Posted on: October 12, 2011

This week, Harrisburg, PA filed for Chapter 9 bankruptcy protection.  Pennsylvania’s capital city was facing $458 million in creditors and claims and a state takeover, according to media reports.  The City Council voted 4-3 to seek bankruptcy protection for Harrisburg, which has a debt burden five times its general-fund budget.  This imbalance was blamed on the “incinerator from hell”— a waste-to-energy incinerator, the renovation of which created $310 million in municipal debt. In December 2010, Pennsylvania declared the city financially distressed.  Including Harrisburg, six communities have filed for bankruptcy in 2011.

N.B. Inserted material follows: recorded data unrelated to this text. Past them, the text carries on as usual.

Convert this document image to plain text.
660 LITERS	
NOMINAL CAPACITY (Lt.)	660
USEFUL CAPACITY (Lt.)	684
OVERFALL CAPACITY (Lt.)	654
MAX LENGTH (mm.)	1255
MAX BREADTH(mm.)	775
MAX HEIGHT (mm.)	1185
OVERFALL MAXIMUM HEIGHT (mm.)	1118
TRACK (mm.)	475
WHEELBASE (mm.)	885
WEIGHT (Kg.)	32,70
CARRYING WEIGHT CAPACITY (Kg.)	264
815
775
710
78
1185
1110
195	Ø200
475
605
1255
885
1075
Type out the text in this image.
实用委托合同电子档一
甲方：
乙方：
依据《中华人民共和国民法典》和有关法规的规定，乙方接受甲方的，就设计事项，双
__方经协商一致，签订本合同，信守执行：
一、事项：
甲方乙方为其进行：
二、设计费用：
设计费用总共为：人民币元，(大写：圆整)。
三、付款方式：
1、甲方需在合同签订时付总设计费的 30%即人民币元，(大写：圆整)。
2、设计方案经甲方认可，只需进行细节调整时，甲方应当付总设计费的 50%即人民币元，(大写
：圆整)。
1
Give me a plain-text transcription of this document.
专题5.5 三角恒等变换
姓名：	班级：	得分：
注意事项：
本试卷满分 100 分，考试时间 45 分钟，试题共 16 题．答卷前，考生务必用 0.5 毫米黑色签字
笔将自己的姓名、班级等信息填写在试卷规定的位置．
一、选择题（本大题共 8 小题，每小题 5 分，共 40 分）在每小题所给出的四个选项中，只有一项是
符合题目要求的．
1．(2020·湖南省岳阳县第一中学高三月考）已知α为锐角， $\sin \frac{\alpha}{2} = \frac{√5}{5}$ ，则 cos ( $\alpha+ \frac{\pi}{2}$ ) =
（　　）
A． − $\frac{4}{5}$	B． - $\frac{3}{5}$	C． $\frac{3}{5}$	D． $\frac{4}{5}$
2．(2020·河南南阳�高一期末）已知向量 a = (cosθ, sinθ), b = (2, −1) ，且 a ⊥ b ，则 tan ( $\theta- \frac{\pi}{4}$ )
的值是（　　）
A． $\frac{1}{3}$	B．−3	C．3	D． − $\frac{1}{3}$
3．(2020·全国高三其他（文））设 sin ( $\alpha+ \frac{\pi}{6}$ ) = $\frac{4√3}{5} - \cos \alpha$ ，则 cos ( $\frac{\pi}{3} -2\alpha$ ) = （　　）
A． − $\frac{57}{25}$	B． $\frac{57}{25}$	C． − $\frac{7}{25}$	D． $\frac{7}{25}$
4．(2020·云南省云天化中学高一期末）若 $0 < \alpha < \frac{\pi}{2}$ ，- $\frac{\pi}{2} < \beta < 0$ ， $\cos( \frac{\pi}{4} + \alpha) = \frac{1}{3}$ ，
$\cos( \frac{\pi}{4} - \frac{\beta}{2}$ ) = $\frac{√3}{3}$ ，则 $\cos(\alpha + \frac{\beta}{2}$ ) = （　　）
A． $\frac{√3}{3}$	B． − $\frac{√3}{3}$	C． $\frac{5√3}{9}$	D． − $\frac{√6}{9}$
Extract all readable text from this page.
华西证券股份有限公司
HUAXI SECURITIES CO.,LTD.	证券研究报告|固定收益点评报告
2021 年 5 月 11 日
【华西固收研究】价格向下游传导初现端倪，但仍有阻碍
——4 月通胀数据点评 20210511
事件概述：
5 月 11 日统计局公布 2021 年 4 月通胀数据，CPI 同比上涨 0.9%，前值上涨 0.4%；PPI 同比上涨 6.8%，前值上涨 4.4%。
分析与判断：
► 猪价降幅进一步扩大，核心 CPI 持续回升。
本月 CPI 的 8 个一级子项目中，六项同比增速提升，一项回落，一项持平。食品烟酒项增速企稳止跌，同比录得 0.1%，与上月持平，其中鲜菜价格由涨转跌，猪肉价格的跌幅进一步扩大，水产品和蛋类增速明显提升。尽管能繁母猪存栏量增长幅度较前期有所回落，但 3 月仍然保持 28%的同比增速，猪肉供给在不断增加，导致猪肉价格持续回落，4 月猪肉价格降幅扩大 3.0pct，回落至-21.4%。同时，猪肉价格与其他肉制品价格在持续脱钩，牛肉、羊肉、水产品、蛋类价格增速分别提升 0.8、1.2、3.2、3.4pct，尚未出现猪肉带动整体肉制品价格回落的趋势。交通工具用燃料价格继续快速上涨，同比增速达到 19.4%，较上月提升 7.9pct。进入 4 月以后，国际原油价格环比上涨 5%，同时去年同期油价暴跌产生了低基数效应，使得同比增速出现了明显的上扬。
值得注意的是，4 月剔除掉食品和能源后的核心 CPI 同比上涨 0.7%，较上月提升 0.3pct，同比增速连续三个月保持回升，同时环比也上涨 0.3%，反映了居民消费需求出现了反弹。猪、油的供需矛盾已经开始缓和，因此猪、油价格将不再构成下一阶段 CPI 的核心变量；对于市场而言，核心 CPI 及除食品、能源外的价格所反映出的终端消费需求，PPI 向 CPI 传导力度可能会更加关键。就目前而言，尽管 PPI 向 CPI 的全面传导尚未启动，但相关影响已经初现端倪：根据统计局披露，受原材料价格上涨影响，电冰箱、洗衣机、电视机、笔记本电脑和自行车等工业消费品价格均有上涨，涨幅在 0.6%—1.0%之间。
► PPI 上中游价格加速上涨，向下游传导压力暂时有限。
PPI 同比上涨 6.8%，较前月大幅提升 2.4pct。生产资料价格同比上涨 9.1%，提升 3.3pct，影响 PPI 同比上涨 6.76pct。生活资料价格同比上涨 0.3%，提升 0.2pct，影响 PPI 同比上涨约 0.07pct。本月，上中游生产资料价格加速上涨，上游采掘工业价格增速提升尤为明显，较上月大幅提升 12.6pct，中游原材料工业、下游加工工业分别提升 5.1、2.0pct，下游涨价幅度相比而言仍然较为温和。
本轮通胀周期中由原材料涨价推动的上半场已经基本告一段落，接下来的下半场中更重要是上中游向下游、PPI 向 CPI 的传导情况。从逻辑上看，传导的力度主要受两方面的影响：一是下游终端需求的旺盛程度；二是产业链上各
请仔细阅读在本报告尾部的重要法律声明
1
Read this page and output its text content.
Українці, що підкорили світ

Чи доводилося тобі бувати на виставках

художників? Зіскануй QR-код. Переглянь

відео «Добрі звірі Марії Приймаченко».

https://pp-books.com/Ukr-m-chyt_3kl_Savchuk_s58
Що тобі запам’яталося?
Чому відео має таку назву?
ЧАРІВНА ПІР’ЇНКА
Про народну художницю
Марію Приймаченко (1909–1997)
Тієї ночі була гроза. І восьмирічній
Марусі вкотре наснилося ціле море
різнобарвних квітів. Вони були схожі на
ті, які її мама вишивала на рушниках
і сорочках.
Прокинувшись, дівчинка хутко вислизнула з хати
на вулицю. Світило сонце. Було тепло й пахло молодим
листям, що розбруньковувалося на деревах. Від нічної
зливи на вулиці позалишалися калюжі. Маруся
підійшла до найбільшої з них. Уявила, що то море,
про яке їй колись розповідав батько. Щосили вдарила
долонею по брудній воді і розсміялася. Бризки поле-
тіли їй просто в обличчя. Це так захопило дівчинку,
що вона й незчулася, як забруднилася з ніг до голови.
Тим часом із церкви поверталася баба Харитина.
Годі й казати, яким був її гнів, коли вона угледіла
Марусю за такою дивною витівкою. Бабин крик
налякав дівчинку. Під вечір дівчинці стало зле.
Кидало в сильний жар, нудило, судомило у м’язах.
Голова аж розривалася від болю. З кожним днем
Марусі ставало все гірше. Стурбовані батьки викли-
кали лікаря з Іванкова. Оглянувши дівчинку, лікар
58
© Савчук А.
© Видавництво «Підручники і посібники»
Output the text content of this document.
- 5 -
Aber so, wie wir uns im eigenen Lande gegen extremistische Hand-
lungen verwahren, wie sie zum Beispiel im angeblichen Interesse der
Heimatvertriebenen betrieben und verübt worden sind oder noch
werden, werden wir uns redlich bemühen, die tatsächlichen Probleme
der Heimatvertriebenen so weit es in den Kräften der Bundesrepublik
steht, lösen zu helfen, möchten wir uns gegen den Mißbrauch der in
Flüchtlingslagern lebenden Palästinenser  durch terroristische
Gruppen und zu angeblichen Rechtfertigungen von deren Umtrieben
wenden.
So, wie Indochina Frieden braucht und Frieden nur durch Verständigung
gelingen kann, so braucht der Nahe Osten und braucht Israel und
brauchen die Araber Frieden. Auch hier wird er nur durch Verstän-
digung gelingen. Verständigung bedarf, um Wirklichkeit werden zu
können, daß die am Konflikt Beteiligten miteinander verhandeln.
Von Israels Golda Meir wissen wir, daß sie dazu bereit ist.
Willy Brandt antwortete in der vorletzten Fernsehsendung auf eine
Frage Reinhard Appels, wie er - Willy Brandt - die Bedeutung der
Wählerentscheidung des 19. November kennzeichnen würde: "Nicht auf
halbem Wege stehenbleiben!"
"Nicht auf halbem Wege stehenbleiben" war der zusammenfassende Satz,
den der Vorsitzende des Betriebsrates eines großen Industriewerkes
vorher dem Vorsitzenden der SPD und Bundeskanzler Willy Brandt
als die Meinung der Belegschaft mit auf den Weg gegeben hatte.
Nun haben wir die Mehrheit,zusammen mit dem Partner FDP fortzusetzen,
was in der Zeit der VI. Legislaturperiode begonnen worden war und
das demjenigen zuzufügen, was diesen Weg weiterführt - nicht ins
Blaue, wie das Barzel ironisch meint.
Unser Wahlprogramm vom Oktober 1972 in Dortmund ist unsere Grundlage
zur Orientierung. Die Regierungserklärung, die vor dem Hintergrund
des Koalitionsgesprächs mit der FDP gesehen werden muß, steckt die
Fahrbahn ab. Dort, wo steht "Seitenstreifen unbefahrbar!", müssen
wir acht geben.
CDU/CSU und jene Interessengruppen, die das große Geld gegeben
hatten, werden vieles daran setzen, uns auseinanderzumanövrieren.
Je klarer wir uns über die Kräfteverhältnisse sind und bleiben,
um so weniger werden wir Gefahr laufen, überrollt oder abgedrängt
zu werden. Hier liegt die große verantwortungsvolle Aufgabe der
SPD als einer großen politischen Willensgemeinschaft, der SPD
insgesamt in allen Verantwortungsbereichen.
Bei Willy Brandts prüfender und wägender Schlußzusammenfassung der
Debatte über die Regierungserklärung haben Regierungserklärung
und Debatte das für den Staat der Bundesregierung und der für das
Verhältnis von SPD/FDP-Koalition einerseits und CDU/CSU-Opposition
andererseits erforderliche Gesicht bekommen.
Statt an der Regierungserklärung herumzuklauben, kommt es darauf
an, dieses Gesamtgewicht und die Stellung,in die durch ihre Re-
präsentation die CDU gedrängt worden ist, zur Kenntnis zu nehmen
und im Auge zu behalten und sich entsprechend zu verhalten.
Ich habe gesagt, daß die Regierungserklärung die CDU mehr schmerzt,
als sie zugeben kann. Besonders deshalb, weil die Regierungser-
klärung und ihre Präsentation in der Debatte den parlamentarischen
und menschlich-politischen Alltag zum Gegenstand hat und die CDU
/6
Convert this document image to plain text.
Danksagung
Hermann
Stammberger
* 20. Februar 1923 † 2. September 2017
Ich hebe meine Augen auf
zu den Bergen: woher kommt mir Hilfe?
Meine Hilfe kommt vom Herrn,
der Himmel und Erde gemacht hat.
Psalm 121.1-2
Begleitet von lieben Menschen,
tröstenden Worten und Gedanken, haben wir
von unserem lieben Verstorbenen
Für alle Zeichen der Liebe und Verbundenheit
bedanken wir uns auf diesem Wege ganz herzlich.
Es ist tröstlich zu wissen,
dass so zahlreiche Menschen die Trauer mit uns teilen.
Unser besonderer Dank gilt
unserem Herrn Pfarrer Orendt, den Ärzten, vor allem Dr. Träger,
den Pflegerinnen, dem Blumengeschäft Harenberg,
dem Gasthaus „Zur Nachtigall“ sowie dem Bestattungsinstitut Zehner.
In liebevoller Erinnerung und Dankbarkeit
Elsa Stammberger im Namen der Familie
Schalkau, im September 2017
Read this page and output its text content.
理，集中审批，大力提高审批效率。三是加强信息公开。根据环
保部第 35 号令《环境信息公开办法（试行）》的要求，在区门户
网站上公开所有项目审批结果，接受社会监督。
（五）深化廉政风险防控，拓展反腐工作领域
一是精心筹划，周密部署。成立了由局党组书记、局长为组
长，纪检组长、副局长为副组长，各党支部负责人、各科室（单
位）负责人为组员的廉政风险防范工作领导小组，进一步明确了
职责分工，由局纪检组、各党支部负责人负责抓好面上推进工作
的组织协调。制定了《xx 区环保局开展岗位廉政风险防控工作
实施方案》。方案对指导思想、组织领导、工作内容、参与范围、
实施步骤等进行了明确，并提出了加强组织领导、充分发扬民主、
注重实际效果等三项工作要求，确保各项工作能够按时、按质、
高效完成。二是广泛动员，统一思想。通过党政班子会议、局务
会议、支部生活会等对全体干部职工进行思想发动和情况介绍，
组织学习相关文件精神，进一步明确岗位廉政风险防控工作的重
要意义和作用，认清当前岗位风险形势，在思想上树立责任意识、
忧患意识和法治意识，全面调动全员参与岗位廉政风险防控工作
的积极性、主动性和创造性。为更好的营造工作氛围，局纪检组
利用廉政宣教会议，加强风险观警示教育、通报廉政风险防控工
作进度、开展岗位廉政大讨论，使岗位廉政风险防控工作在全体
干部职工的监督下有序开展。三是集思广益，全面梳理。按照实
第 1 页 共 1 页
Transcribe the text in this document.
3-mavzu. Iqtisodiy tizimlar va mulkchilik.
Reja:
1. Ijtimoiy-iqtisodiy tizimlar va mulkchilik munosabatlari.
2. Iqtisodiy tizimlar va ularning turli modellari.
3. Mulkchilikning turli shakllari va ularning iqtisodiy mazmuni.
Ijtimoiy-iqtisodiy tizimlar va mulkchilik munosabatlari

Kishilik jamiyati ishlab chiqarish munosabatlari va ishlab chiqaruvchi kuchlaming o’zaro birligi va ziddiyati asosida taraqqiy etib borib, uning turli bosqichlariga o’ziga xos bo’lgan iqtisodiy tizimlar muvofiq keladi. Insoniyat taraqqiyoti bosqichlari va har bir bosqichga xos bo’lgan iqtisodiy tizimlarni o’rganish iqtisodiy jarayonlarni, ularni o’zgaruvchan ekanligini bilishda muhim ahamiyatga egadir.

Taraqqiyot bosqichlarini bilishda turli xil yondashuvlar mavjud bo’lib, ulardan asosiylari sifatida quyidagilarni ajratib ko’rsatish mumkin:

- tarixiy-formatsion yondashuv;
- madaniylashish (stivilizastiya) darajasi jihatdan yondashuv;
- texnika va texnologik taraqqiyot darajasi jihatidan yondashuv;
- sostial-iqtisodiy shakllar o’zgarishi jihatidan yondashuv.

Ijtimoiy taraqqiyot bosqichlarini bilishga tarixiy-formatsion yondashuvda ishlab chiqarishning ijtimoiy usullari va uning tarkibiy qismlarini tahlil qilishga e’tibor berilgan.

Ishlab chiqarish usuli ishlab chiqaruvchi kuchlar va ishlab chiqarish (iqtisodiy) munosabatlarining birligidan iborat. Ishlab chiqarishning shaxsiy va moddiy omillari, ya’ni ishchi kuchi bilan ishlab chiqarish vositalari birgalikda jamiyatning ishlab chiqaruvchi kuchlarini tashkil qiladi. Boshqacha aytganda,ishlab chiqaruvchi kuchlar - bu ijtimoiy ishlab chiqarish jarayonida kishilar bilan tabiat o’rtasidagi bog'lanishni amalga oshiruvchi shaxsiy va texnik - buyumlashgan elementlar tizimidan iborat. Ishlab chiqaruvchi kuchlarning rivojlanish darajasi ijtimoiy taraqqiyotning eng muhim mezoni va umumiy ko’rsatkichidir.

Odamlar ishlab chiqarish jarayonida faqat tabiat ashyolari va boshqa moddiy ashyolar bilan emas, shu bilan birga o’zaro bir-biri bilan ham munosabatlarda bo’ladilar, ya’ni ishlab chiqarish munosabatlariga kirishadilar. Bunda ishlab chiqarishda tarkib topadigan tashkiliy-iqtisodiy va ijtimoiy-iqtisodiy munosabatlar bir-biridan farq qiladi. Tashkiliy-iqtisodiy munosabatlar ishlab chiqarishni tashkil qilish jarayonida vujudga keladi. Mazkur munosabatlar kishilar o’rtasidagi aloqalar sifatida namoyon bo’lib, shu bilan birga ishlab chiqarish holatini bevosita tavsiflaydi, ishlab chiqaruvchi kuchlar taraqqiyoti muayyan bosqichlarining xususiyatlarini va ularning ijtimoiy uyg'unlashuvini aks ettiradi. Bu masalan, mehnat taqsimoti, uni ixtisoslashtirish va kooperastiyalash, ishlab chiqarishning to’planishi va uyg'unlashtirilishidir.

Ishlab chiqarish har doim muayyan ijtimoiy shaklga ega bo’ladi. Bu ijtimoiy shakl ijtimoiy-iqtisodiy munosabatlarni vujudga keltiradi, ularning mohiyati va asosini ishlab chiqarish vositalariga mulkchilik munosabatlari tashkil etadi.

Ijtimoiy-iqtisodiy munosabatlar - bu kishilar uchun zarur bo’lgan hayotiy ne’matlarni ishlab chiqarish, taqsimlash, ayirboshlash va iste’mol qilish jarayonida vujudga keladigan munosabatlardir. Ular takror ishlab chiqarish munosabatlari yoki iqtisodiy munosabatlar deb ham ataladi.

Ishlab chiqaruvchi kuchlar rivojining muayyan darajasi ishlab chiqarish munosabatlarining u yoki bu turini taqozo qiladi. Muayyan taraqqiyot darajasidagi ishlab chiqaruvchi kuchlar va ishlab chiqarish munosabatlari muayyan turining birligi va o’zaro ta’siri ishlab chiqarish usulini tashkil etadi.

Here are some considerations regarding Harrisburg’s financial troubles for existing and prospective investors:

  • Holders of the incinerator bonds should continue to receive principal and interest payments due to insurance that was purchased from Assured Guaranty upon the issuance of those bonds.
  • Harrisburg’s financial difficulties may be somewhat unique. With an entire budget of less than $60 million, the city incurred more than $300 million in debt over a failed incinerator project. The imbalance is perceived to be an isolated incident.
  • Municipal bond prices recently have been driven down (and yields driven up) for a variety of reasons. In trading on Wednesday, October 12, 2011, prices for tax-exempt bonds finished mostly lower, with yields on AAA-rated, 10-year municipal bonds up three basis points to close at 2.53% on Municipal Market Data’s benchmark triple-A scale. In contrast, yields on 10-year U.S. Treasury notes closed at 2.23%.
  • Diversification continues to be the prudent course. Bond investors should never over commit to any single issuer.